Commissioning independent research as well as synthesising the best of existing knowledge, CREST has programmes investigating a broad variety of security problems. These include: examining how extremist ideologies are transmitted and countered; exploring online behaviour and its connections to offline behaviour; developing effective ethical deception detection techniques and research into protective security and risk assessment; as well as shorter programmes including understanding terrorists’ perceptions of risk; and decision-making by the emergency services during critical incidents.
In CREST’s programme on protective security, for example, research demonstrates how security cannot be achieved through technology alone. Protective security depends on us understanding how physical, personnel and cyber vulnerabilities are exploited by hackers, criminal gangs, terrorist groups and hostile powers. Leading the protective security and risk theme of CREST, Professor Debi Ashenden’s research looks at employees who fail to follow security processes (either intentionally or inadvertently), in particular those who sit at the intersection of these two states.
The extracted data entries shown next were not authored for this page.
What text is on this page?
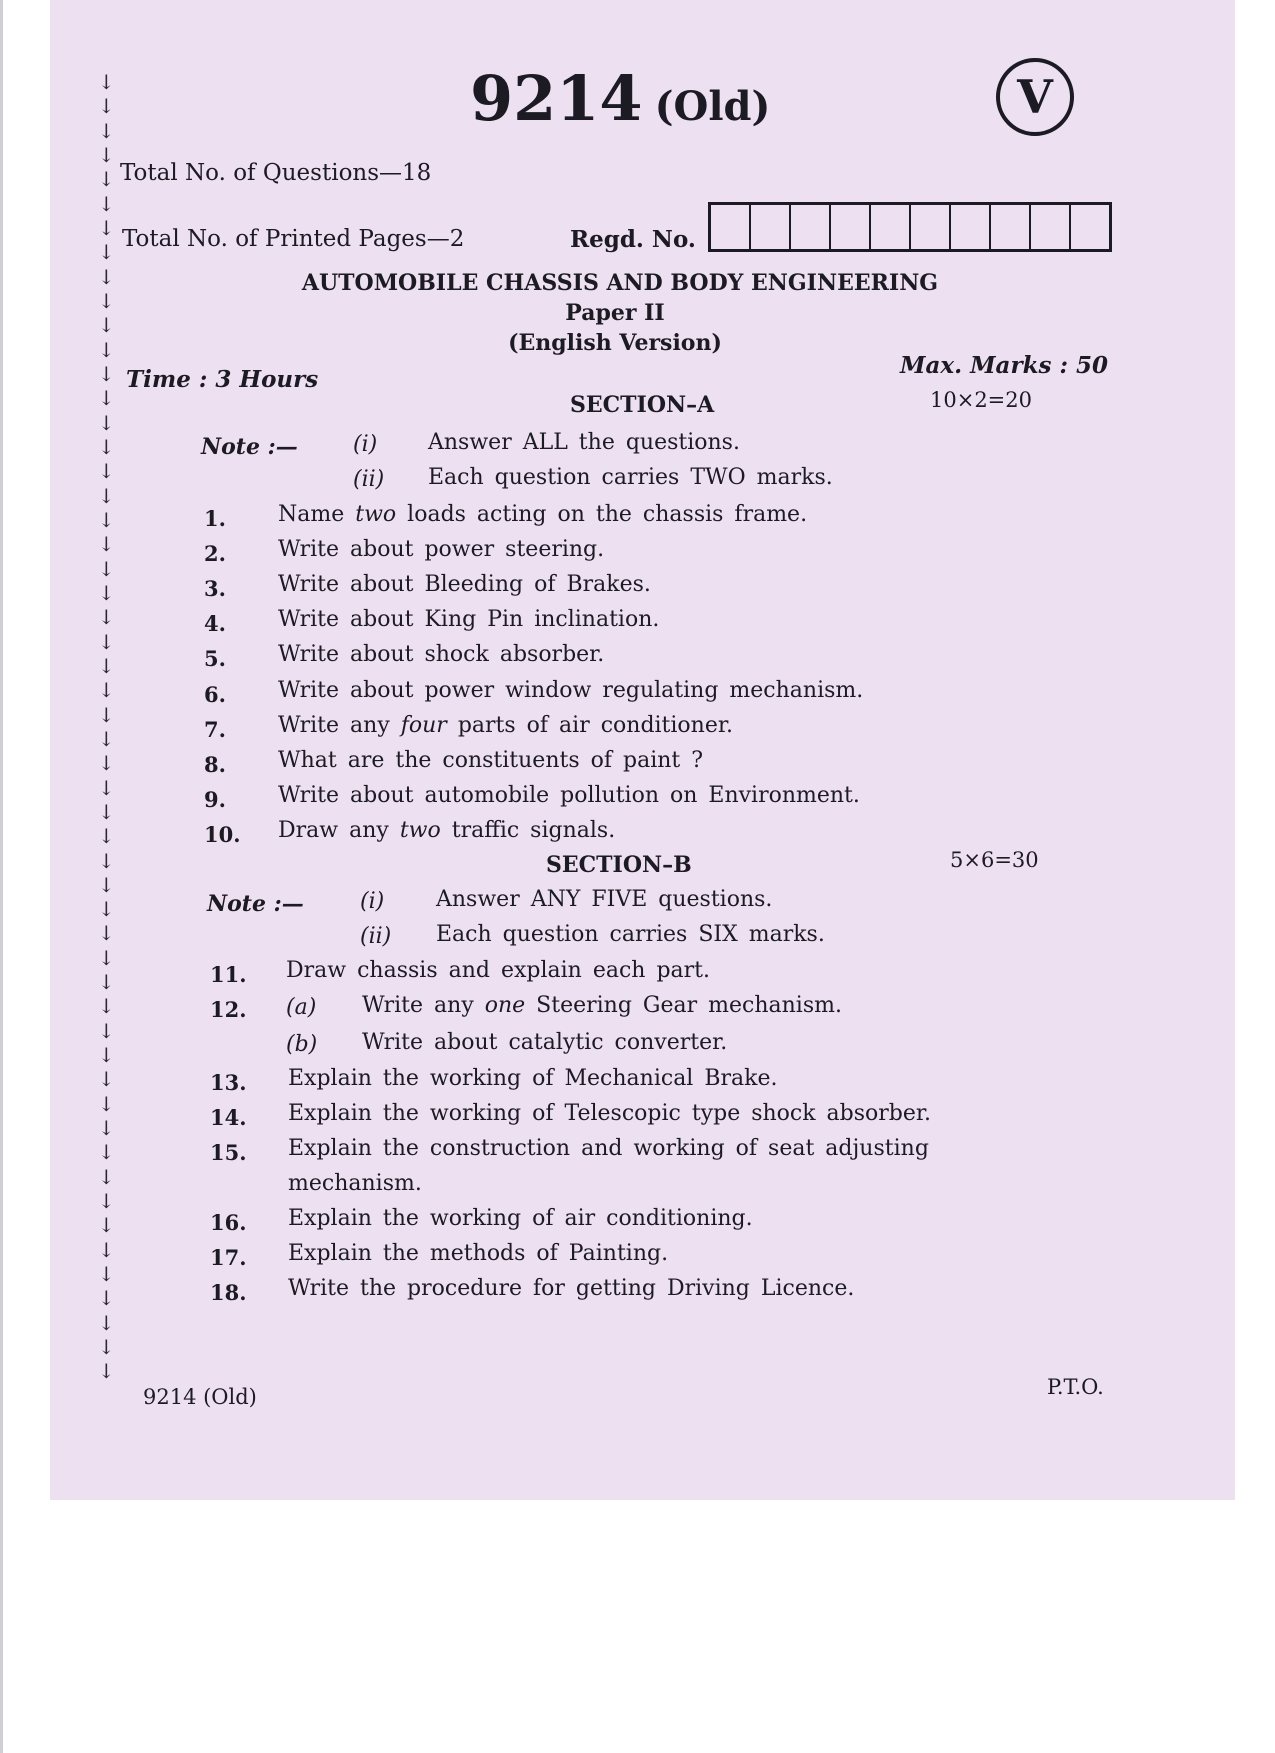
↓
↓
↓
↓
↓
↓
↓
↓
↓
↓
↓
↓
↓
↓
↓
↓
↓
↓
↓
↓
↓
↓
↓
↓
↓
↓
↓
↓
↓
↓
↓
↓
↓
↓
↓
↓
↓
↓
↓
↓
↓
↓
↓
↓
↓
↓
↓
↓
↓
↓
↓
↓
↓
↓
9214 (Old)	V
Total No. of Questions—18
Total No. of Printed Pages—2	Regd. No.
AUTOMOBILE CHASSIS AND BODY ENGINEERING
Paper II
(English Version)
Time : 3 Hours
Max. Marks : 50
SECTION–A	10×2=20
Note :—	(i) Answer ALL the questions.
(ii) Each question carries TWO marks.
1. Name two loads acting on the chassis frame.
2. Write about power steering.
3. Write about Bleeding of Brakes.
4. Write about King Pin inclination.
5. Write about shock absorber.
6. Write about power window regulating mechanism.
7. Write any four parts of air conditioner.
8. What are the constituents of paint ?
9. Write about automobile pollution on Environment.
10. Draw any two traffic signals.
SECTION–B	5×6=30
Note :—	(i) Answer ANY FIVE questions.
(ii) Each question carries SIX marks.
11. Draw chassis and explain each part.
12. (a) Write any one Steering Gear mechanism.
(b) Write about catalytic converter.
13. Explain the working of Mechanical Brake.
14. Explain the working of Telescopic type shock absorber.
15. Explain the construction and working of seat adjusting
mechanism.
16. Explain the working of air conditioning.
17. Explain the methods of Painting.
18. Write the procedure for getting Driving Licence.
9214 (Old)	P.T.O.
The research draws on findings from two recent projects that highlighted the way that language can be used to change security behaviours, and the importance of productive dialogues between security practitioners and employees in the management of risk. Future research on this will look at extending these ideas and exploring the notion that we need to move towards relationship-based security rather than relying on security provided by technology.
CREST shapes police actions
CREST research on information elicitation, which includes telling when someone is lying, is shaping the way police and other agencies interview witnesses, victims and suspects. Led by Professor Aldert Vrij, this research has informed short accessible guides to particular techniques which can be used by investigators and interviewers. These focus on communicative techniques rather than mechanical methods – interviewing can be cheaper and has a less contentious evidence base than the polygraph machine, for example. One technique is to look for the amount of checkable detail an interviewee gives. Liars know that more detail in a statement makes it look more truthful, but are hamstrung by the risk of that detail being checked and found false. So they tend to provide detail that they think can’t be checked – “I was at home reading a really interesting article about research on security threats” is a detail that can’t be verified. “I was reading an interesting vignette about deception detection on the tube – you’ll see me on the CCTV” is a detail which can be verified. Regardless of whether the investigator checks the CCTV or not, the very fact that that kind of checkable detail is given suggests that the statement (or that part of it) is truthful.
Using academic research on these techniques and topics to provide sound evidence is essential in a field where the stakes are so high. Whether we’re running a business or the country, or looking for a safe and secure home and work environment, having confidence in the tools and techniques that people use to provide that security is really important. CREST’s research sits on the frontline of that effort – pulling together global expertise from practitioners and researchers to produce evidence that people can understand and use.
Dr Matthew Francis
Researcher at Lancaster University and CREST’s Communications Director.